Wednesday, February 22, 2006
- We've made some major changes to sister site RadioActive! The Nuclear Blog, including a brand-spanking new (and less orange) template. Comments are not yet enabled, but those should be coming soon.
- UPDATE: A blog post on the Dubai Ports deal at feministe, and two articles on the issue worth reading are "Big Problem, Dubai Deal Or Not" (New York Times, reg. req.) and "Dubai's Point of No Return" (Village Voice). President Bush is threatening to veto any bill blocking the Dubai Ports deal that would give the UAE-based company management control over several key U.S. seaports. Opposition is strong across both sides of the political aisle, but still, Bush seems determined to force the issue. Something really stinks about this deal. Bush is quoted in CNN as saying
"I don't understand why it's OK for a British company to operate our ports but not a company from the Middle East when we've already determined security is not an issue," Bush told reporters aboard Air Force One after [Bill] Frist urged the administration to block the deal."

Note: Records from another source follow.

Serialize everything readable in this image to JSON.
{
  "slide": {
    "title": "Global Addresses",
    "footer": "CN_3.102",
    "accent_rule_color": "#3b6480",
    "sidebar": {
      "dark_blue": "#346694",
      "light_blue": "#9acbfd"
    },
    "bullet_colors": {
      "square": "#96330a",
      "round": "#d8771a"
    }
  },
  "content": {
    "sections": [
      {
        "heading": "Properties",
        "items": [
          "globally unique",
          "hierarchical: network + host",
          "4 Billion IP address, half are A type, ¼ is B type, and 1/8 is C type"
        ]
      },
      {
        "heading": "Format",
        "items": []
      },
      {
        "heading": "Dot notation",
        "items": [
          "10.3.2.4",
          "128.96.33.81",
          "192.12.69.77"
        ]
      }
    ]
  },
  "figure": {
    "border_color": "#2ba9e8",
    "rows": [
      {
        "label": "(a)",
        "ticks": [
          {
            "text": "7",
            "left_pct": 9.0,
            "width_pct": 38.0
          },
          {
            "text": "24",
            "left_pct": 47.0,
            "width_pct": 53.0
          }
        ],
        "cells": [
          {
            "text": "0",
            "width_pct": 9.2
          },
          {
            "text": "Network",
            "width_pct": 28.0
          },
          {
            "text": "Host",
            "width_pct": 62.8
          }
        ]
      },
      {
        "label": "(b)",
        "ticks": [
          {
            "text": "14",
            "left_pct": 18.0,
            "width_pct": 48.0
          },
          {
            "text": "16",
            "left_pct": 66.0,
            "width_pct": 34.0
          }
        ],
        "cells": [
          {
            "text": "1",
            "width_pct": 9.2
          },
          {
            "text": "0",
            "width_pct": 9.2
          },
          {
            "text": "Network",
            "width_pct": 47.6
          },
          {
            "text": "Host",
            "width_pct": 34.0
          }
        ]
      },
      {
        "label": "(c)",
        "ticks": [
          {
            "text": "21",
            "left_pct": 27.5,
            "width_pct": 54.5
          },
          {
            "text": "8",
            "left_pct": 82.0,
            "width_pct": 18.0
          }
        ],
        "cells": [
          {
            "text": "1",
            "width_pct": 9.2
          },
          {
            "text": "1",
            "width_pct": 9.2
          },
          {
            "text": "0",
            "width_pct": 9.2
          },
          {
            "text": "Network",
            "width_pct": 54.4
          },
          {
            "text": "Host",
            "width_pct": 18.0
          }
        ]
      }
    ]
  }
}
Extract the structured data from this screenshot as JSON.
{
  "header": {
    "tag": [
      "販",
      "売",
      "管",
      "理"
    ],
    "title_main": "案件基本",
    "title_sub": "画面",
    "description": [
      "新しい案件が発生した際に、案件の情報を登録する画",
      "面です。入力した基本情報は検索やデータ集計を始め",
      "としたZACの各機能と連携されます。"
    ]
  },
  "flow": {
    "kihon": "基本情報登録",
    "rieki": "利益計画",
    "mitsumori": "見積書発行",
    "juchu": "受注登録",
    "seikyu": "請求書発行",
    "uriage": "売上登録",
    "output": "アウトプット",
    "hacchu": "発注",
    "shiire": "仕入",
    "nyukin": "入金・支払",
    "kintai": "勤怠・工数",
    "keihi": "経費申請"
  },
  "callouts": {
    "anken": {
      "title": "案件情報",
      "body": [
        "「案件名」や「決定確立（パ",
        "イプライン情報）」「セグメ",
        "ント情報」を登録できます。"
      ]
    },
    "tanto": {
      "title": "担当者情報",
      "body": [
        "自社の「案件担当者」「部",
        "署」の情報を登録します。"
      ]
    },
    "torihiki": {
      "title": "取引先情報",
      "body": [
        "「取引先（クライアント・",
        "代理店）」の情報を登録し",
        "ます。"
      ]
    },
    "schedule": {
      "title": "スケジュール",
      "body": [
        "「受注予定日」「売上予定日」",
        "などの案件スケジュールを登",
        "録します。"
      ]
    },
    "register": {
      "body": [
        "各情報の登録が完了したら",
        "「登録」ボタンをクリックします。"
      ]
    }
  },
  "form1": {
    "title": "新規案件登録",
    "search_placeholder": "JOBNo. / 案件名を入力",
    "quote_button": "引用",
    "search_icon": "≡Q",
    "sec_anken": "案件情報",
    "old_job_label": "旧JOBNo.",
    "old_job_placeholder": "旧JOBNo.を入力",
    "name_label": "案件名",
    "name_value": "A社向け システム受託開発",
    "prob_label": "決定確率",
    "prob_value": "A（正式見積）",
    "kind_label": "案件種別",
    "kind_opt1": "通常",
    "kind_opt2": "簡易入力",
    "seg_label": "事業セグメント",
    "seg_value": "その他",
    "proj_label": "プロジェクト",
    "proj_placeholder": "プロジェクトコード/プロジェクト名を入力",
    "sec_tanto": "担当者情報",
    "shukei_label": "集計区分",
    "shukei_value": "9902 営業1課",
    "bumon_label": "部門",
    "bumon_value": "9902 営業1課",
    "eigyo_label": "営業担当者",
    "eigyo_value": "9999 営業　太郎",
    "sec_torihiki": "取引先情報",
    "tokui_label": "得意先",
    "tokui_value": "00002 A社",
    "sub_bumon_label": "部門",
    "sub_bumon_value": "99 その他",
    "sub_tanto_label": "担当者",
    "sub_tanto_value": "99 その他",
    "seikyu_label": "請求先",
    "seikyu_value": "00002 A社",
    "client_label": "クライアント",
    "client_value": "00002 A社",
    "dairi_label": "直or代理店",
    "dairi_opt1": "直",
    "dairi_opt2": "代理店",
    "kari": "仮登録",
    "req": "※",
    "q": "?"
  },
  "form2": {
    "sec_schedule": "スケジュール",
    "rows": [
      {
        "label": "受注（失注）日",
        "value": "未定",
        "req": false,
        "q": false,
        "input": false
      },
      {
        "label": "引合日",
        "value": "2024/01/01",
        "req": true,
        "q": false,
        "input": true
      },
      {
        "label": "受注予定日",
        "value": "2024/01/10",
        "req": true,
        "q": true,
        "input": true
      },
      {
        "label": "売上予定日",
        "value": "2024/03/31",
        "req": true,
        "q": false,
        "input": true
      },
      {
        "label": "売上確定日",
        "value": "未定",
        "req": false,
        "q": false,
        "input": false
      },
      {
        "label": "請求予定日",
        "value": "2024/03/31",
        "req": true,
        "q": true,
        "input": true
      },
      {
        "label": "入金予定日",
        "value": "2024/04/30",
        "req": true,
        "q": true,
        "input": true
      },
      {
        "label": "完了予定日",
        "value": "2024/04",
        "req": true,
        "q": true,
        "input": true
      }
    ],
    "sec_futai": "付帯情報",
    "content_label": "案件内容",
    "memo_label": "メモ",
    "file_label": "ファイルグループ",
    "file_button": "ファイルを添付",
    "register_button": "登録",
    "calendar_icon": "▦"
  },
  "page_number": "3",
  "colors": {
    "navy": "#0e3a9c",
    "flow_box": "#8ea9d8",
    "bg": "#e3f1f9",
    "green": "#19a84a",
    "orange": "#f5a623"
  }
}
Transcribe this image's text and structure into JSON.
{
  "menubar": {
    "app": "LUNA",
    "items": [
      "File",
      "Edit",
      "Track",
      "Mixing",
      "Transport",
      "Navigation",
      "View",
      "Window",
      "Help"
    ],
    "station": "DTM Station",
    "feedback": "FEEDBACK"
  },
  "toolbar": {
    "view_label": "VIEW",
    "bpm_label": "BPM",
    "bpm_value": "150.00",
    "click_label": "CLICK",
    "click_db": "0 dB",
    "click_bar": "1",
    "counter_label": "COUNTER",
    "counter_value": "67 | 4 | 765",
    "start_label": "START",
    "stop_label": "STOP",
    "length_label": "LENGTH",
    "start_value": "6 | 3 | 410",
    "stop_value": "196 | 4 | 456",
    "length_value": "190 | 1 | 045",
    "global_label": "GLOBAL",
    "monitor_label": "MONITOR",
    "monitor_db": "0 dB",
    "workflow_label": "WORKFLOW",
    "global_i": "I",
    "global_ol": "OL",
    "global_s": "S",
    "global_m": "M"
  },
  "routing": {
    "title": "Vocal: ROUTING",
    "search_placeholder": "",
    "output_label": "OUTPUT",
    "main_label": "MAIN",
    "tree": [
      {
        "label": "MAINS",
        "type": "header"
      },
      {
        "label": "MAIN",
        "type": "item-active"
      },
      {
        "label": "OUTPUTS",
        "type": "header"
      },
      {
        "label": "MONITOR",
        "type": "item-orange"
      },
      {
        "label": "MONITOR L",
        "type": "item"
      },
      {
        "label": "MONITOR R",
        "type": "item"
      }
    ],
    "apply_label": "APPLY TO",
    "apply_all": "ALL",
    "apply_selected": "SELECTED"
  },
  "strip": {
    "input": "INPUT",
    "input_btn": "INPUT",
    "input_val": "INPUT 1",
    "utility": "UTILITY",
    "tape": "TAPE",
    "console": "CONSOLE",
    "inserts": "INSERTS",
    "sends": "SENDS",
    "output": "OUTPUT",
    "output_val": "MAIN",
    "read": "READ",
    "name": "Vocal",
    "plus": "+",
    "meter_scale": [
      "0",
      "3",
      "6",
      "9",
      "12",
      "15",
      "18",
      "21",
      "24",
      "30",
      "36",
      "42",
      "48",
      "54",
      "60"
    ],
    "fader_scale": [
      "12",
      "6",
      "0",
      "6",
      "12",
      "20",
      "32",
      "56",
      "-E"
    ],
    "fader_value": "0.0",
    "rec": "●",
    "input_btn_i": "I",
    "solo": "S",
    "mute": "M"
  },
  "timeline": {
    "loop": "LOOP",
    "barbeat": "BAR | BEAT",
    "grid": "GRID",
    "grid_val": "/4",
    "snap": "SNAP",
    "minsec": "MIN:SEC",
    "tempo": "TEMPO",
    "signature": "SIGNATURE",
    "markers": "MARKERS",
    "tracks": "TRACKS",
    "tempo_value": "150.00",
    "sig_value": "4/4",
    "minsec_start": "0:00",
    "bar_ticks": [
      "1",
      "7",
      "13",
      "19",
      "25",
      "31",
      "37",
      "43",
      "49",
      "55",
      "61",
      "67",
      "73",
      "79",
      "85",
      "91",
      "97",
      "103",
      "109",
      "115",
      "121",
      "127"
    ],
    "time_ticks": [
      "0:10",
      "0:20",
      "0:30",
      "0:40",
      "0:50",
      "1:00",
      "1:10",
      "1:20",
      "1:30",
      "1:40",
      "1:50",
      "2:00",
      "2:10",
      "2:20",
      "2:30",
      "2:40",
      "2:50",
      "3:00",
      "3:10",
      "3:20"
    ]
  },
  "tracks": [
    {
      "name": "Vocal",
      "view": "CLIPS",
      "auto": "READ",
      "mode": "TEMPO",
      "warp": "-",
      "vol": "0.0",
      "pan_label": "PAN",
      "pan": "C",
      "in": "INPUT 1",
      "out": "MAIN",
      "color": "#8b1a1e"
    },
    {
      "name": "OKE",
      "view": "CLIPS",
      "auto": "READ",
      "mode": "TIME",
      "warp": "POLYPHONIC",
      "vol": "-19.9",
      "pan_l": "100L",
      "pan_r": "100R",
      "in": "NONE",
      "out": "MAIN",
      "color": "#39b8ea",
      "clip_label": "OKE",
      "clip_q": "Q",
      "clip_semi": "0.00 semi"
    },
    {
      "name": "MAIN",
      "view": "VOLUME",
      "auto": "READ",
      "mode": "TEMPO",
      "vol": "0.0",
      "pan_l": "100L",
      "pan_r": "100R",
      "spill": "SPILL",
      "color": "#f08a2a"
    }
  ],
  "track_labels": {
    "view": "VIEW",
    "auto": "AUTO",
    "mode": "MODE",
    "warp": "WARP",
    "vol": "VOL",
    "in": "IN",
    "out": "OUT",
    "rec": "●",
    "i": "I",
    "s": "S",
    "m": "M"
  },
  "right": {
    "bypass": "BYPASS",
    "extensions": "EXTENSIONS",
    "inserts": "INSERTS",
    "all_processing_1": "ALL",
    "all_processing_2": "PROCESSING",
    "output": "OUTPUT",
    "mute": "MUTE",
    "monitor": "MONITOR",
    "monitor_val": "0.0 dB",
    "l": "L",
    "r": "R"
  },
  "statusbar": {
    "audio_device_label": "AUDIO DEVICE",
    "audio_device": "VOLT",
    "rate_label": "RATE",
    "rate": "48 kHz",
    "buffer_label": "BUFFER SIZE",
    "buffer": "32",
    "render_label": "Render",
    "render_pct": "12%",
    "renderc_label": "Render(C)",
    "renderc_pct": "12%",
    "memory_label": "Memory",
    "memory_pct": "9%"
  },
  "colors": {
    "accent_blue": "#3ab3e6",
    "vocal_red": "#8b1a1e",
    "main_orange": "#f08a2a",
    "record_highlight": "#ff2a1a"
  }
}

"We've determined security is not an issue"? Sez who? During the Cold War (or any war, for that matter) could you picture a president proposing, say, having a Soviet-bloc based company run our ports - and forcing the issue with a veto threat? Simply incredible sinister lame-duckiness. - Think that nice, blood-red beef on the grocery shelf is slaughterhouse-fresh? Maybe not. The AP reports meatpacking companies have recently started using carbon monoxide gas - the same gas that makes CO poisoning victims look healthy and pink by suppressing hemoglobin oxidation - to make old meat look fresh. Consumer organizations are lobbying the FDA to ban the practice. Treehugger has an especially unappetizing-looking photo of gassed and un-gassed beef of equivalent ripeness. From KATU-TV.com:
"Carbon monoxide masks the natural coloration of meat by reacting with myoglobin in the meat and producing a bright red color," the Consumer Federation of America and the group Safe Tables Our Priority wrote last month in asking the FDA to reverse its acceptance of the practice. The artificial color, they said, "has been found to last 'beyond the time of spoilage,' thus masking the true color and freshness of meat packaged with carbon monoxide."